One provision would extend a reduction in excise taxes that craft brewers and distillers pay when they sell barrels of spirits such as whiskey or gin. One problem: About 95 percent of the $4.2 billion in revenue lost from the perk actually goes to large companies, said Adam Looney, a senior fellow at the Brookings Institution who has researched the issue. Instead, many so-called craft whiskey producers actually purchase their whiskey from giant distillers and then slap their own labels on the bottled product, Looney said.
Margie A. S. Lehrman, chief executive officer of the American Craft Spirits Association, disputed Looney’s analysis and said that an extension of the tax break was an important goal for the trade association.
Critics of the breaks say that they’re an example of cronyism. Many target specific industries or companies without a strong policy rationale. Yet they also often get bipartisan support from lawmakers.

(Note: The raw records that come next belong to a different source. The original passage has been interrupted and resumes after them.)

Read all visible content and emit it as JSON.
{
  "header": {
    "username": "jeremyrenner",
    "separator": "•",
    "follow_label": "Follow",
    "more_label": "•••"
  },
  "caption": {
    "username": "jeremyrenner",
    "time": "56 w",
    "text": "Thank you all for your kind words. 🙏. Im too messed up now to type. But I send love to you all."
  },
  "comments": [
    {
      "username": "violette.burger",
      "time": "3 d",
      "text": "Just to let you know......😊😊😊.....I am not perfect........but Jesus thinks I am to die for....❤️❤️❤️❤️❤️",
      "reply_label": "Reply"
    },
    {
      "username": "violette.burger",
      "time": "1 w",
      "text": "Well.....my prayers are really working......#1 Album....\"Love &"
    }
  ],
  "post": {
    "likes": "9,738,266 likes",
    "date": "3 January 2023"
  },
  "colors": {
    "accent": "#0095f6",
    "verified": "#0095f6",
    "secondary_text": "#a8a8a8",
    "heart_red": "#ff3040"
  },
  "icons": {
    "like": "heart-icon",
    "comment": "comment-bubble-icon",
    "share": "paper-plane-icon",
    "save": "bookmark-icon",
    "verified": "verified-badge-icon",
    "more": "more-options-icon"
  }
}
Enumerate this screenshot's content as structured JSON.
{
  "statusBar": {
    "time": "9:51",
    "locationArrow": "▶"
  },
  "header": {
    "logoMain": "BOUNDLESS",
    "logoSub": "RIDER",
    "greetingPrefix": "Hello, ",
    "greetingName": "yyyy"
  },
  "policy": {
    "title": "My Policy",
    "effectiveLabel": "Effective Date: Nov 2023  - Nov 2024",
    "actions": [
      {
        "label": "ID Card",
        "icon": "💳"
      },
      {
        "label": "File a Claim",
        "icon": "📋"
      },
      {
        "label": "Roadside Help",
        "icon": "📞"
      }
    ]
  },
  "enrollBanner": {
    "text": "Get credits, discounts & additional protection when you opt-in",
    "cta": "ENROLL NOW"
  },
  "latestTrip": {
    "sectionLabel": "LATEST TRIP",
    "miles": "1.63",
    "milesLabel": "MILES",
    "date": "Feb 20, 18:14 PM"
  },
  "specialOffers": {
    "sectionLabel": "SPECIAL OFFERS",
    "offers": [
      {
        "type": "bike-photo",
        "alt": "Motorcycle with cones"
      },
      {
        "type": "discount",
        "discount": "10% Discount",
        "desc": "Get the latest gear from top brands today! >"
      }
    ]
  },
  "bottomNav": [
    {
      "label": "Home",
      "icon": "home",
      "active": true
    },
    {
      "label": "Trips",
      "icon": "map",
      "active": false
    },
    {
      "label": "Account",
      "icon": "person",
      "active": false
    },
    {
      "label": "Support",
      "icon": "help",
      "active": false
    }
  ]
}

“It stinks to high heaven,” said Russell Latino, a vice president at the right-leaning Americans for Prosperity, on a call with reporters last month. “The only ones who are supportive of this are answering to those politically connected.”
As soon as next week, the House Ways and Means Committee could consider a package that would include extending the breaks through December 2020. The package could also include a 1 percentage point increase in the corporate tax rate to help pay for other Democratic priorities such as expanded tax credits for low-income households. Republicans, who control the Senate, are unlikely to support such a change, and Ways and Means Chairman Richard Neal, a Massachusetts Democrat, on Tuesday acknowledged the proposal may merely be an opening gambit for negotiations.
Last month, Senators Chuck Grassley and Ron Wyden, the senior Republican and Democrat on the tax-writing Senate Finance Committee, created five “task forces” to study what to do about 42 expired or expiring tax breaks that Congress has repeatedly resurrected, often long after they were allowed to lapse.
Americans for Prosperity, along with 11 other conservative and progressive groups, last month sent a joint letter to Grassley and Neal.
“Let what is dead remain dead,” the groups said in the letter. Wyden and Grassley introduced their working groups less than two weeks later.
Some lawmakers say a tax-extender bill is far from a fait accompli.
Representative Kevin Brady of Texas, the senior Republican on the House Ways and Means Committee, on Tuesday said he would not support another temporary extension for many tax breaks without other changes.
“The new tax code supersedes a number of them. Some have value, should be made permanent,” Brady said. “Others we think need to go.”
Brady and Grassley in a statement called the extenders’ proposal discussed by House Democrats on June 11 a “nonstarter,” arguing that Democrats were trying to use tax extenders as leverage in other tax-policy disagreements.
House Democrat Lloyd Doggett of Texas has proposed an extenders bill that would offset the cost by revoking the 2017 tax law’s expansion of the estate-tax exemption, a deal-breaker among Republicans. Some Democrats also want any bill to include an enhancement of the Earned Income Tax Credit, another provision that Republicans oppose.
The 2017 tax law razed the rationale for some extenders, or at least made them irrelevant for the taxpayers who previously used them.
Home buyers who make a down payment of less than 20 percent when getting a mortgage typically must pay premiums for private mortgage insurance to protect government agencies in case they default. A provision that made those premiums tax deductible expired at the end of 2017. The premium deduction was popular among low and moderate-income borrowers, who didn’t have as much money for a down payment.
However, because President Donald Trump’s tax law doubled the standard deduction, far fewer of those borrowers now itemize their taxes, reducing the perk’s relevance.
“The tax law obviously changed things. We are very aware of that,” said Lindsey Johnson, president of U.S. Mortgage Insurers, a trade group that’s pushing for an extension. Johnson said the group has had bipartisan support to extend the break and is talking with the Senate Finance working group to attempt to preserve it in a final bill.